I won’t even begin with the apology for not writing here in so long. Or the promise that I will do a better job of in in 2014.
But I am. And I will.
Without a doubt, the biggest event of 2013 was the unexpected death of my mother. She had a stroke and fell. Or fell and had a stroke. It was more than a day and a night before she was found.
The stroke was huge. “Devastating” was the word used by the doctors that came into the ER, and then later to her room. I didn’t know it at the time, but “devastating” means no chance of recovery; nothing we can do. I learned that, and a lot more, during the next week.
I began writing while we were in hospice. I thought maybe there was something to be said in the jumble of grief and sorrow and tears that filled the days and nights of waiting, something worth saving. Lessons learned.
Friday September 6
Two weeks ago, I was having “slumber party” with one of my favorite nieces on the eve of her wedding. Tonight, I am in hospice with my mother. Another slumber party of sort, but with too many tears, and the counting of decreasing breaths.
I should be working on the obituary, which I have started, but then I stopped when I realized how much I need to ask of my brothers to really tell the tale. I am a writer. Why didn’t I record all of this years ago?
In spite of the agony of this, there is so much to be thankful for. There is a 12 day old baby own the hall. Zellwegers* . The second for this family… I cannot imagine.
My own mama was found last Tuesday in her retirement apartment. I am afraid she had this “massive stroke” on the Sunday afternoon prior… leaving her lying on the floor, all alone, for well over 24 hours before she was found and the nightmare for me began.
I thank God that two weeks prior we were all at the wonderful wedding of my niece. She will be in wedding pictures. She was with six of her grand children all together. She met her most recent great granddaughter. It was a celebration, and we were all happy and TOGETHER.

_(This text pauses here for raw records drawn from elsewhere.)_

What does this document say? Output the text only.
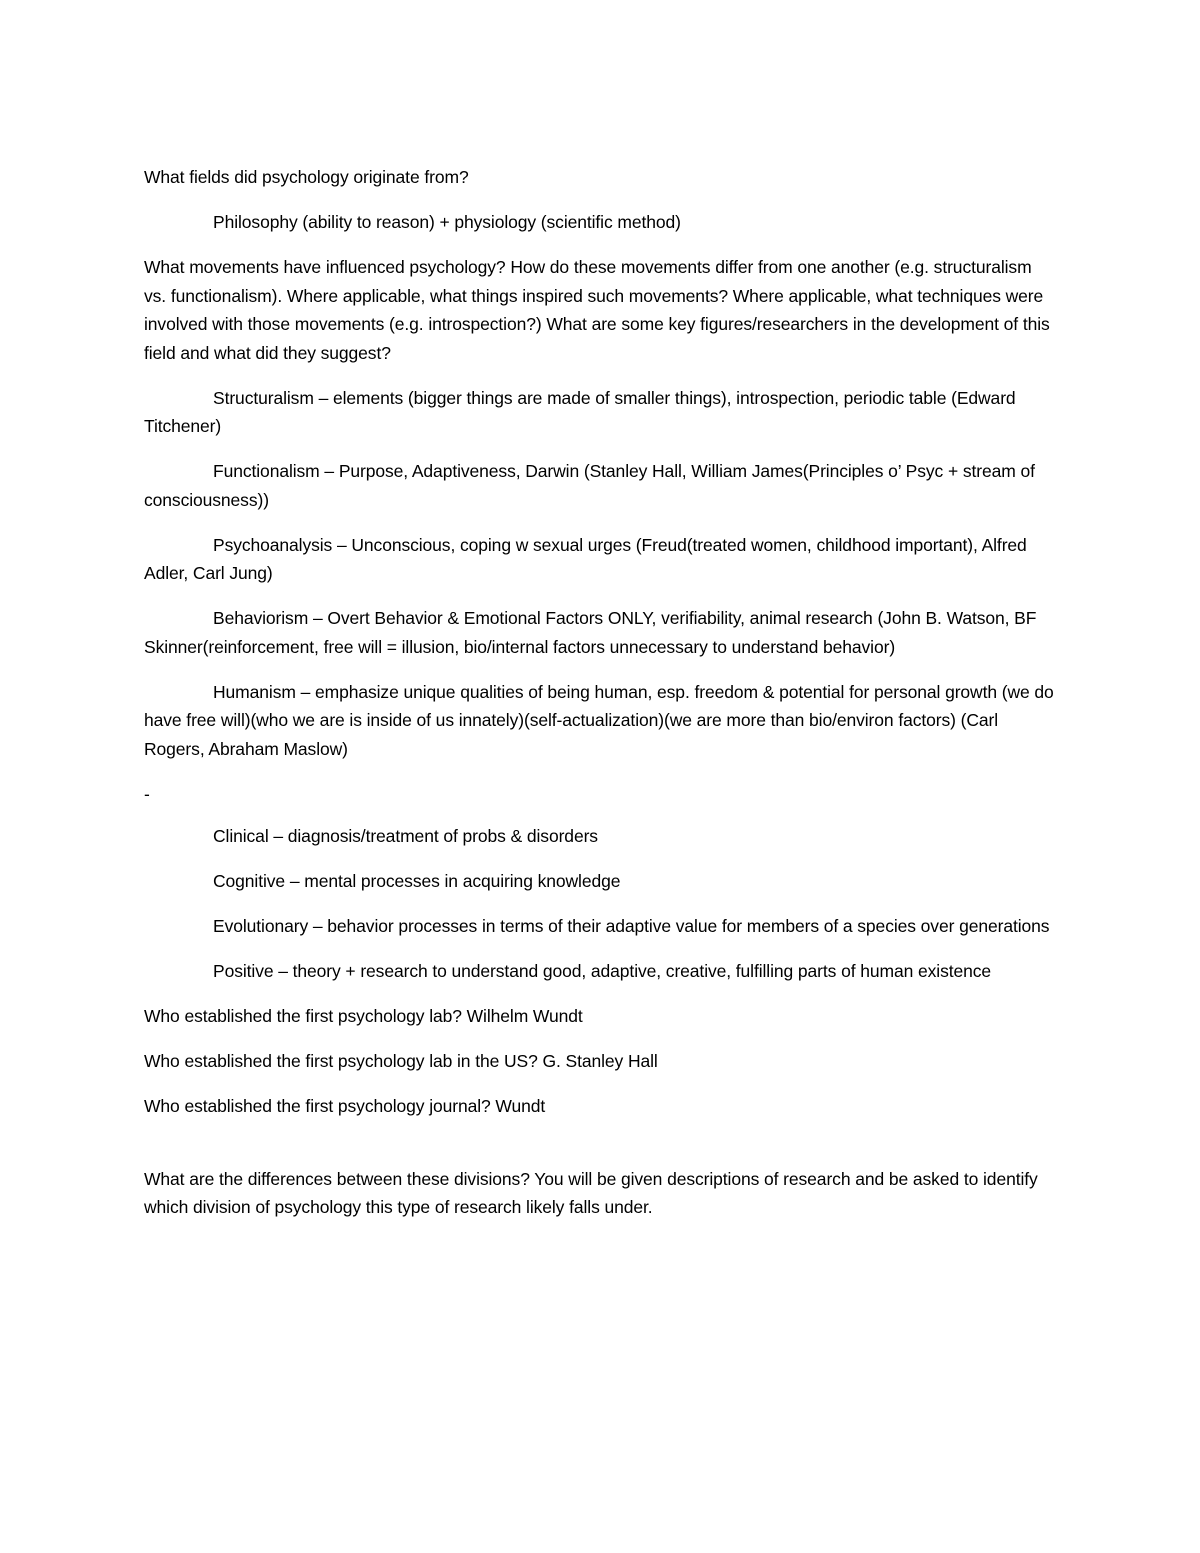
What fields did psychology originate from?

Philosophy (ability to reason) + physiology (scientific method)

What movements have influenced psychology? How do these movements differ from one another (e.g. structuralism vs. functionalism). Where applicable, what things inspired such movements? Where applicable, what techniques were involved with those movements (e.g. introspection?) What are some key figures/researchers in the development of this field and what did they suggest?

Structuralism – elements (bigger things are made of smaller things), introspection, periodic table (Edward Titchener)

Functionalism – Purpose, Adaptiveness, Darwin (Stanley Hall, William James(Principles o’ Psyc + stream of consciousness))

Psychoanalysis – Unconscious, coping w sexual urges (Freud(treated women, childhood important), Alfred Adler, Carl Jung)

Behaviorism – Overt Behavior & Emotional Factors ONLY, verifiability, animal research (John B. Watson, BF Skinner(reinforcement, free will = illusion, bio/internal factors unnecessary to understand behavior)

Humanism – emphasize unique qualities of being human, esp. freedom & potential for personal growth (we do have free will)(who we are is inside of us innately)(self-actualization)(we are more than bio/environ factors) (Carl Rogers, Abraham Maslow)

-

Clinical – diagnosis/treatment of probs & disorders

Cognitive – mental processes in acquiring knowledge

Evolutionary – behavior processes in terms of their adaptive value for members of a species over generations

Positive – theory + research to understand good, adaptive, creative, fulfilling parts of human existence

Who established the first psychology lab? Wilhelm Wundt

Who established the first psychology lab in the US? G. Stanley Hall

Who established the first psychology journal? Wundt

What are the differences between these divisions? You will be given descriptions of research and be asked to identify which division of psychology this type of research likely falls under.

And now she is at 8 breaths per minute. Her feet are getting cool. There are signs that the end is coming. And after spending the last couple years thinking, “Hurry up!” whenever I took her somewhere, now I am realizing this is the end. I am stroking her cheek. Touching her hair. Tracing the bones in her hand. I feel guilty that I want this to be over.
There is a fountain right outside our door, and it sounds as if we are beside a bubbling brook. The door is wide open, and a group of geese has just passed, calling to one another in the coming darkness. She loved geese. I told her they were calling for her and she could go. That I would be okay.